フェアリーテイルのMelkoのレビュー・感想・評価

フェアリーテイル(1997年製作の映画)
3.5
ホッコリと、心の奥が温かくなるような、ウソのようなホントの話。

ずっと見たかった、実話ベースの物語。
2人の少女が妖精さんと一緒に映った2枚の写真。専門家が鑑定してトリックなしと断定し、なんとコナンドイルが太鼓判を押す。カメラメーカーであるコダック社がトリックだと譲らなかったため、ドイルが週刊誌に掲載。少女たちの住む田舎コティングリーに、妖精を求めて人が大挙することに…

冒頭、ちょっと不穏な脱出マジックとピーターパンの劇から幕を開け、なんとものんびり、のほほんと進む物語。嫌な大人はいるけれど、基本的には少女たちの目線に立ち、とても穏やかな描かれ方。劇的なドラマがあるわけでもない。静かに、淡々と、事件と騒動と少女たちと家族の心情を俯瞰で捉えていく。「インチキだ!」と少女に直接言葉を浴びせかける大人も子どももいないのが、何とも優しい作り方。
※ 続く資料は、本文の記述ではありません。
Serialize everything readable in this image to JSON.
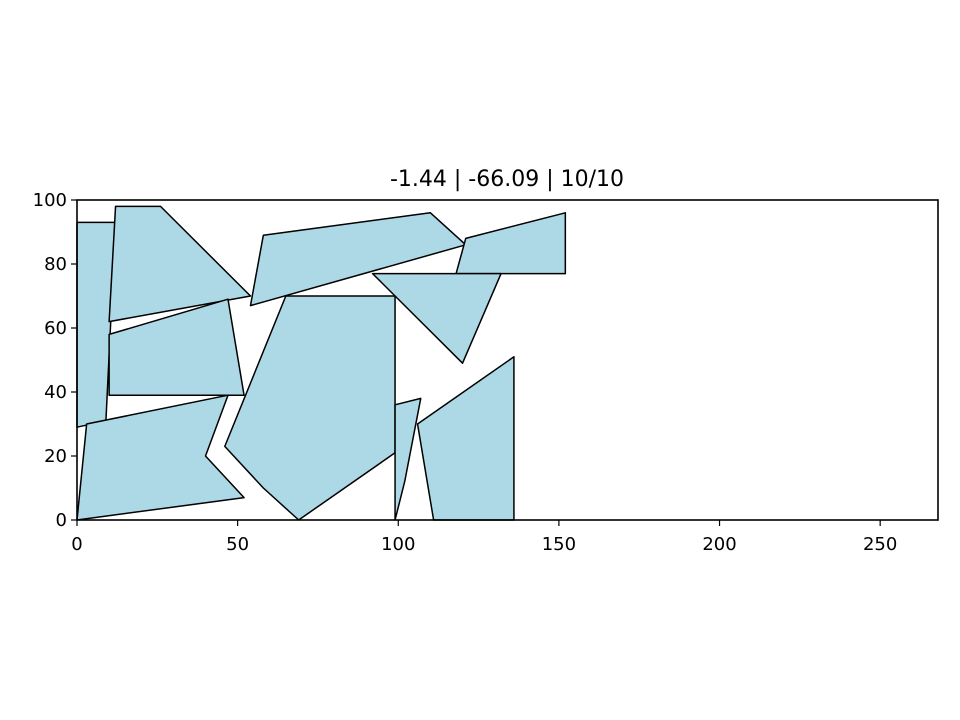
{
  "chart_data": {
    "type": "polygon-packing",
    "title": "-1.44 | -66.09 | 10/10",
    "xlim": [
      0,
      268
    ],
    "ylim": [
      0,
      100
    ],
    "xticks": [
      0,
      50,
      100,
      150,
      200,
      250
    ],
    "yticks": [
      0,
      20,
      40,
      60,
      80,
      100
    ],
    "grid": false,
    "fill_color": "#add8e6",
    "edge_color": "#000000",
    "polygons": [
      {
        "id": "p1",
        "points": [
          [
            0,
            93
          ],
          [
            12,
            93
          ],
          [
            9,
            31
          ],
          [
            0,
            29
          ]
        ]
      },
      {
        "id": "p2",
        "points": [
          [
            12,
            98
          ],
          [
            26,
            98
          ],
          [
            54,
            70
          ],
          [
            10,
            62
          ]
        ]
      },
      {
        "id": "p3",
        "points": [
          [
            10,
            58
          ],
          [
            47,
            69
          ],
          [
            52,
            39
          ],
          [
            10,
            39
          ]
        ]
      },
      {
        "id": "p4",
        "points": [
          [
            3,
            30
          ],
          [
            47,
            39
          ],
          [
            40,
            20
          ],
          [
            52,
            7
          ],
          [
            0,
            0
          ]
        ]
      },
      {
        "id": "p5",
        "points": [
          [
            58,
            89
          ],
          [
            110,
            96
          ],
          [
            121,
            86
          ],
          [
            54,
            67
          ]
        ]
      },
      {
        "id": "p6",
        "points": [
          [
            121,
            88
          ],
          [
            152,
            96
          ],
          [
            152,
            77
          ],
          [
            118,
            77
          ]
        ]
      },
      {
        "id": "p7",
        "points": [
          [
            92,
            77
          ],
          [
            132,
            77
          ],
          [
            120,
            49
          ]
        ]
      },
      {
        "id": "p8",
        "points": [
          [
            65,
            70
          ],
          [
            99,
            70
          ],
          [
            99,
            21
          ],
          [
            69,
            0
          ],
          [
            58,
            10
          ],
          [
            46,
            23
          ]
        ]
      },
      {
        "id": "p9",
        "points": [
          [
            99,
            36
          ],
          [
            107,
            38
          ],
          [
            102,
            12
          ],
          [
            99,
            0
          ]
        ]
      },
      {
        "id": "p10",
        "points": [
          [
            106,
            30
          ],
          [
            136,
            51
          ],
          [
            136,
            0
          ],
          [
            111,
            0
          ]
        ]
      }
    ]
  }
}
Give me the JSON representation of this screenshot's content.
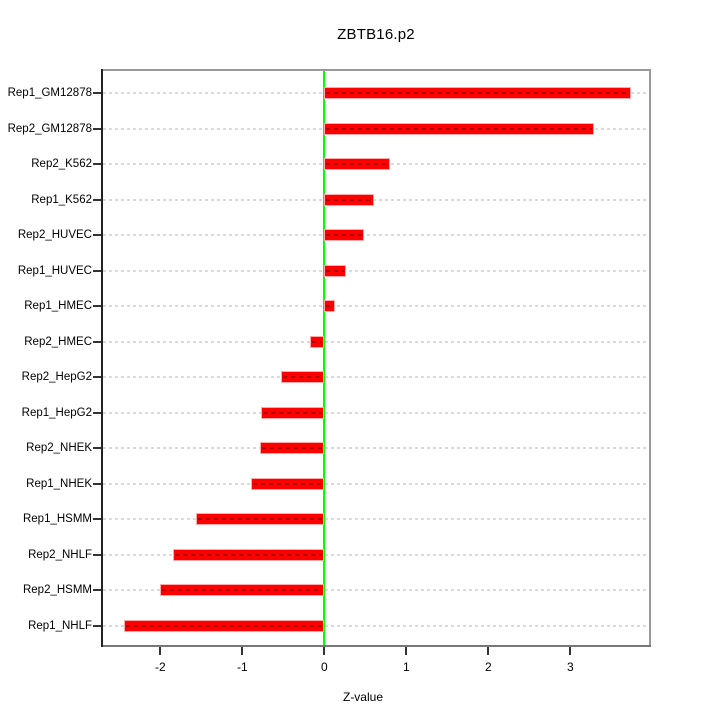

そして、心地の良いBGMとウルトラ目に優しい緑の森の色彩に癒される。

主人公エルシーと従姉妹のフランシスがかわいい。ハキハキしていて快活なフランシスもかわいいけど、途中から、のっぺりしたお顔立ちに独特の繊細さと切なさをたたえるエルシーから目が離せなくなる。
妖精のことが好きだった兄を肺炎で亡くし、母は心ここに在らずになり、幼いながらになんとなくそれを察しているエルシー。母を励ますために、妖精はホントにいるんだと、写真に残す。
人の縁に導かれ、母は妖精を信じたものの、父は頑なに妖精を信じようとしない。
「大人になりなさい」と言われる。
大人って、何なんだろう。

妖精を信じる会の担当者である若々しいビルナイ、
奇術師ハリーフーディーニを演じる…ハーヴェイカイテル!!
個人的推しオジの2人が、今まで見てきたどの役よりも優しいやさし〜い役を演じられてて、それだけでもう……。the悪人顔のこの2人は、実は子どもと一緒にいることで活きる人だったのか…。

妖精は「目に見えない」モノなのではなく、信じる人にしか見えないモノ。
信じていれば、いつか見えるかもしれないモノ。
「大人」とは、自分より他の人のことを思いやる人のこと。
秘密は、明かさなくたっていい。

クライマックスからラストの一連のシーン。
なんて温かみに満ちた光景だろうか。BGMが非常に良い仕事をしている。あぁ、ここだけ何回も見てられるな。
信じない人も、信じるかもしれない。